No voté al kirchnerismo en 2003. Ni en 2007. Pero de haber tenido una urna en el preciso momento en el que dieron el impulso político para poder juzgar a los genocidas de la última dictadura hubiese puesto una boleta con el nombre de la Presidenta sin dudarlo, a modo simbólico. Y hubiese puesto el nombre de Néstor Kirchner cuando firmó el decreto 222 que convirtió a la Corte Suprema en el tribunal que siempre debió haber sido. Y otra vez lo hubiese hecho ante la Asignación Universal por Hijo.
Y fui también por eso. Porque me resisto a ser una pieza más en el juego que proponen jugar, inspirado en una lógica maniquea que no se traduce en la vida cotidiana. De la gente que me rodea no me gusta todo. Y aun de la que no me gusta y a la que evito me cuesta decir que no rescataría nada. ¿Por qué entonces podría hacerlo con los dirigentes políticos o con el Gobierno? ¿Por qué siento que me lo piden? Y ayer, más que nunca. ¿Al Gobierno le resulta más fácil creer que era toda gente acomodada llorando buenos viejos tiempos en Miami? Porque está claro que no era así.

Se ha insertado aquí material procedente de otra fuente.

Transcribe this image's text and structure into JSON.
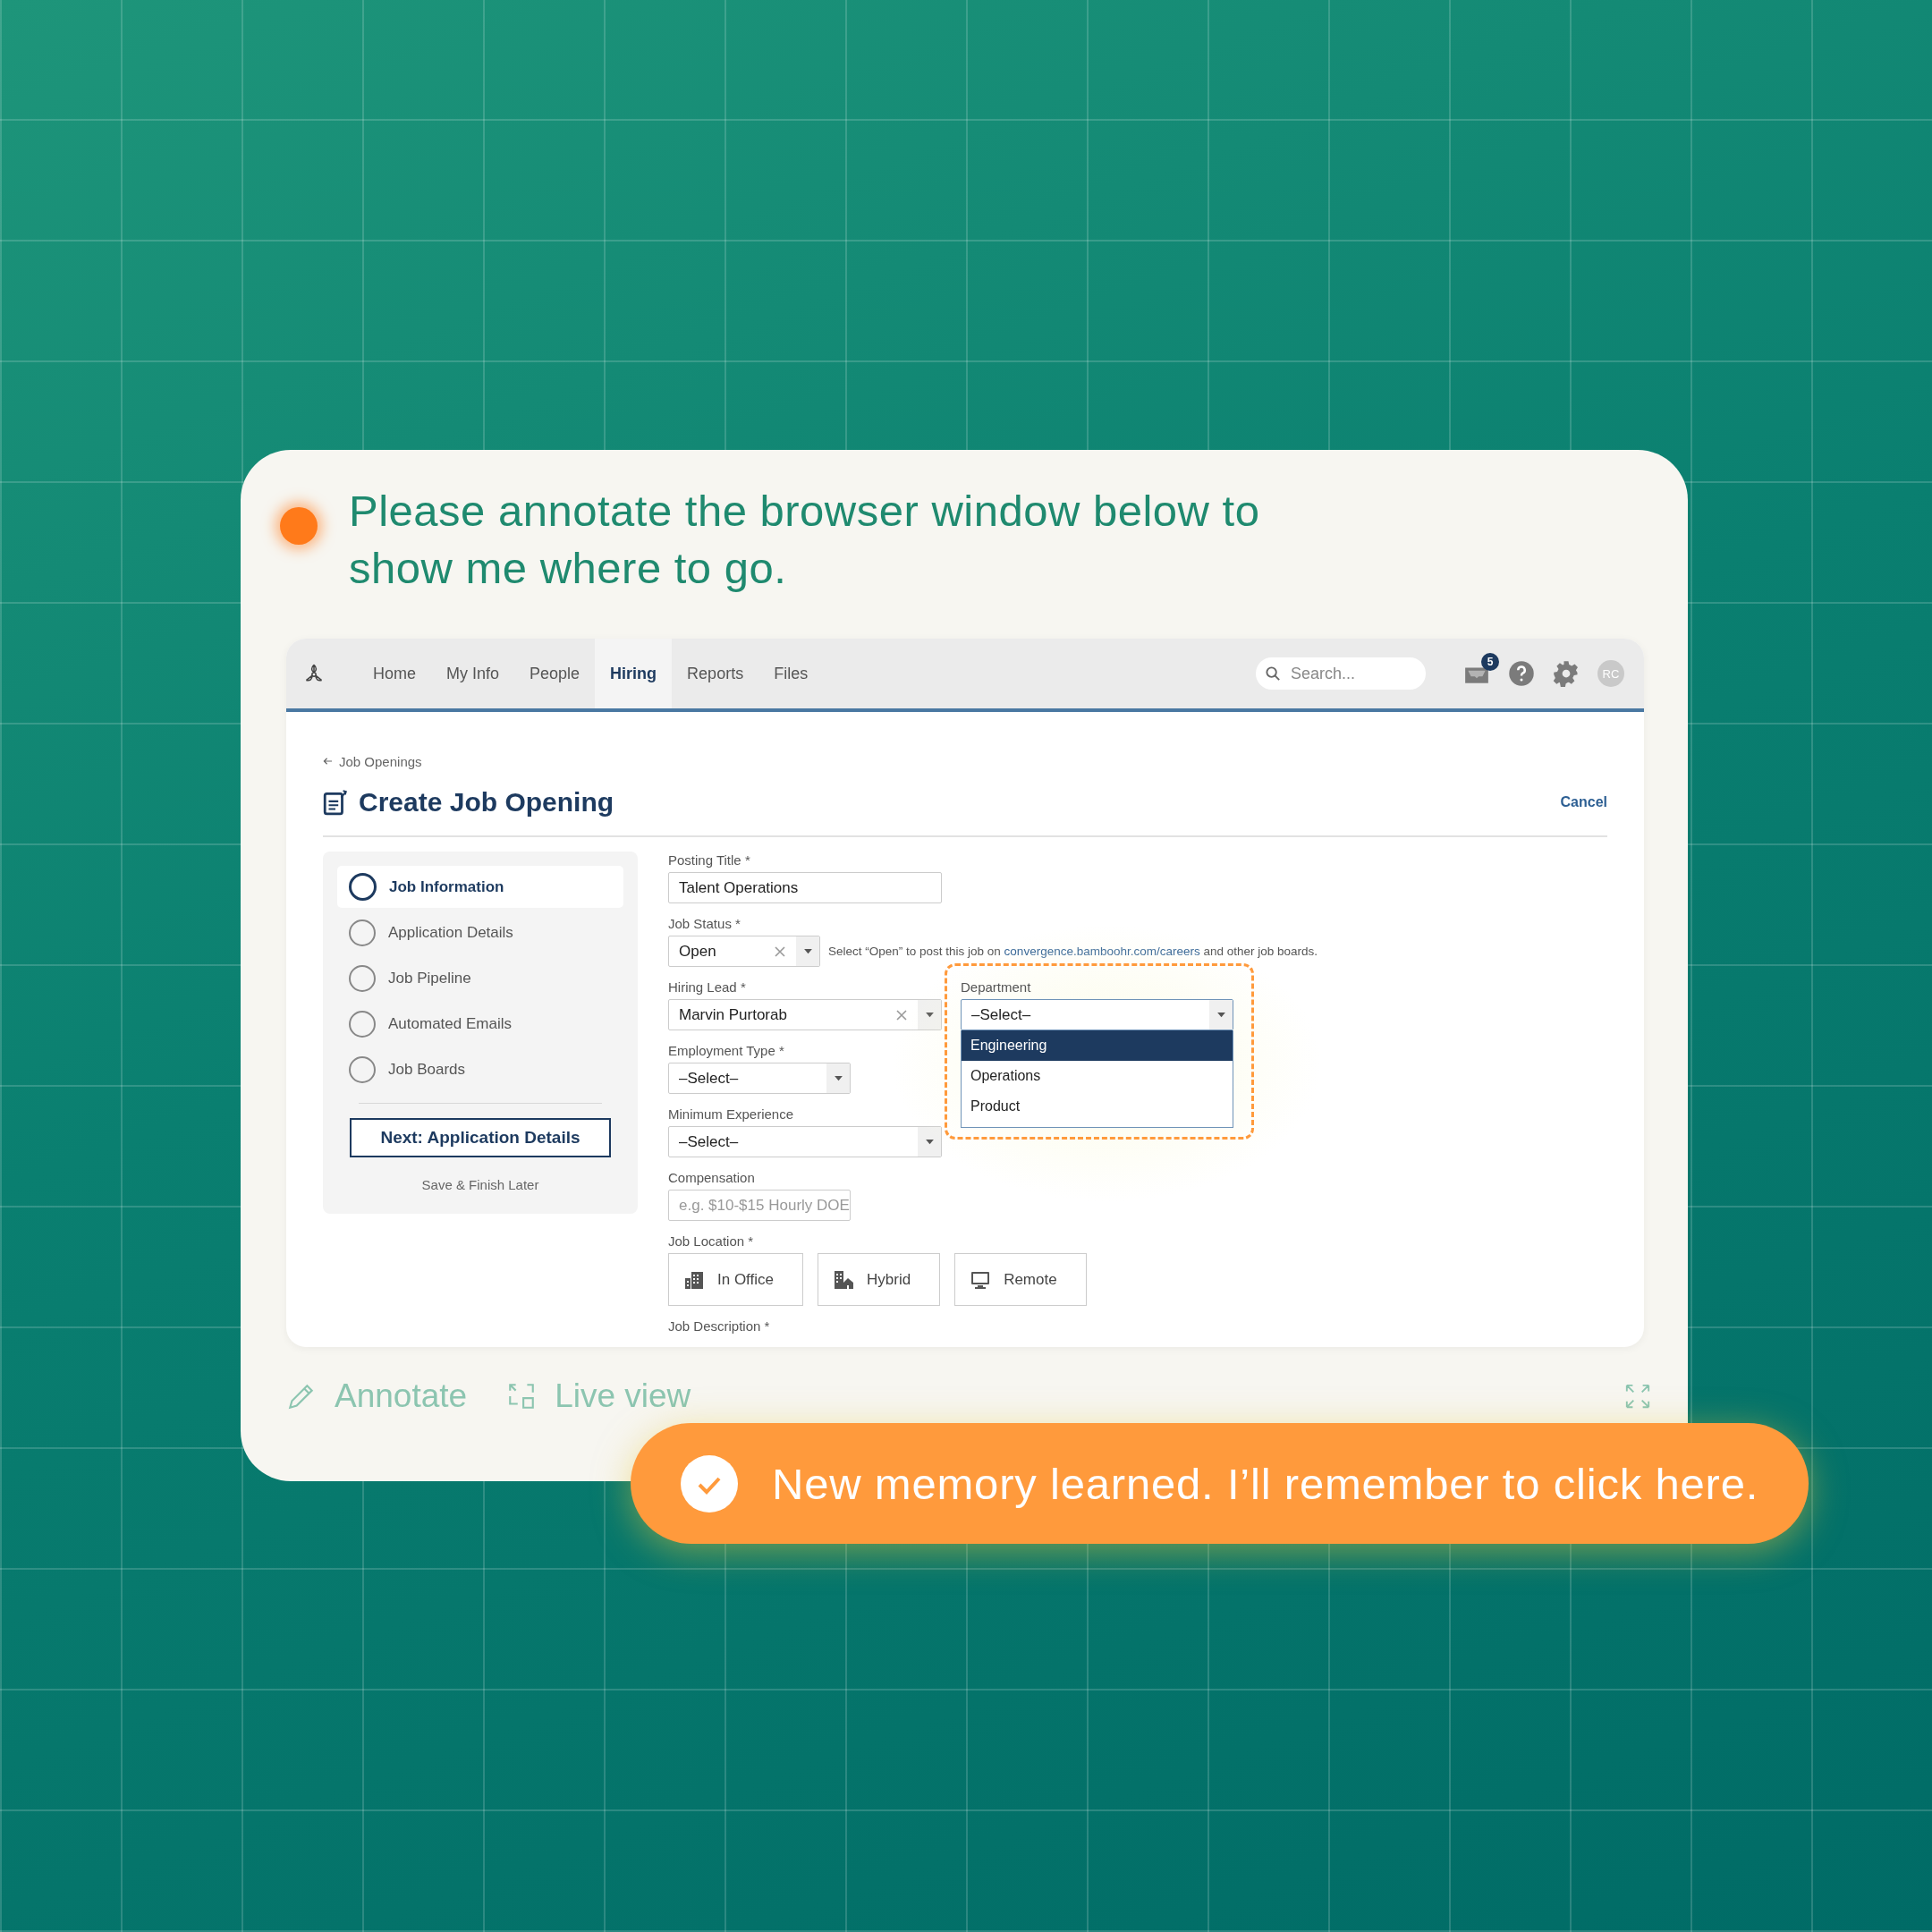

Buscaron insistentemente deslegitimar la convocatoria a través de diversos argumentos. El primero, que no era espontánea, que había sido financiada y orquestada por sectores de ultraderecha y el multimedio Clarín. Pero en esa afirmación se pierde la consecuencia. La convocatoria generó empatía. De otra manera, la plaza hubiese estado vacía. Mañana toda la maquinaria mediática y financiera se puede poner al servicio de convocar una marcha en repudio de la indiscriminada caza clandestina de rinocerontes en Sudáfrica. ¿Cuántos argentinos hubiesen estado dispuestos a dejar sus casas después de una agotadora jornada de trabajo con más de treinta grados de calor para acompañarlos?
El otro argumento más escuchado pre y post-8 de noviembre fue que no había un reclamo unívoco. Y no. Pero la superposición de reclamos no los anula. Hay demandas más egoístas, otras que priorizan el interés colectivo. Están quienes fueron porque la sensación de inseguridad les atravesó el cuerpo. Y otros, porque no quieren experimentarlo nunca. Estaban los que apenas llegan a fin de mes con los pesos que cada vez valen menos con cada compra y los que a changuito lleno quieren refugiar sus ahorros en dólares. Y hubo muchos, entre los que me reconozco, que reclamamos por un Poder Judicial independiente, menos venal y miserable. Y ese reclamo fue al Poder Judicial porque en una república pedírselo al Ejecutivo es un error conceptual.
Y fui porque quiero vivir acá y criar a mis hijas en el mismo país en el que mi abuelo Enrique eligió nacionalizarse, agradecido al país que le abrió las puertas a él, que llegaba desde Polonia con las manos vacías escapándose de la guerra.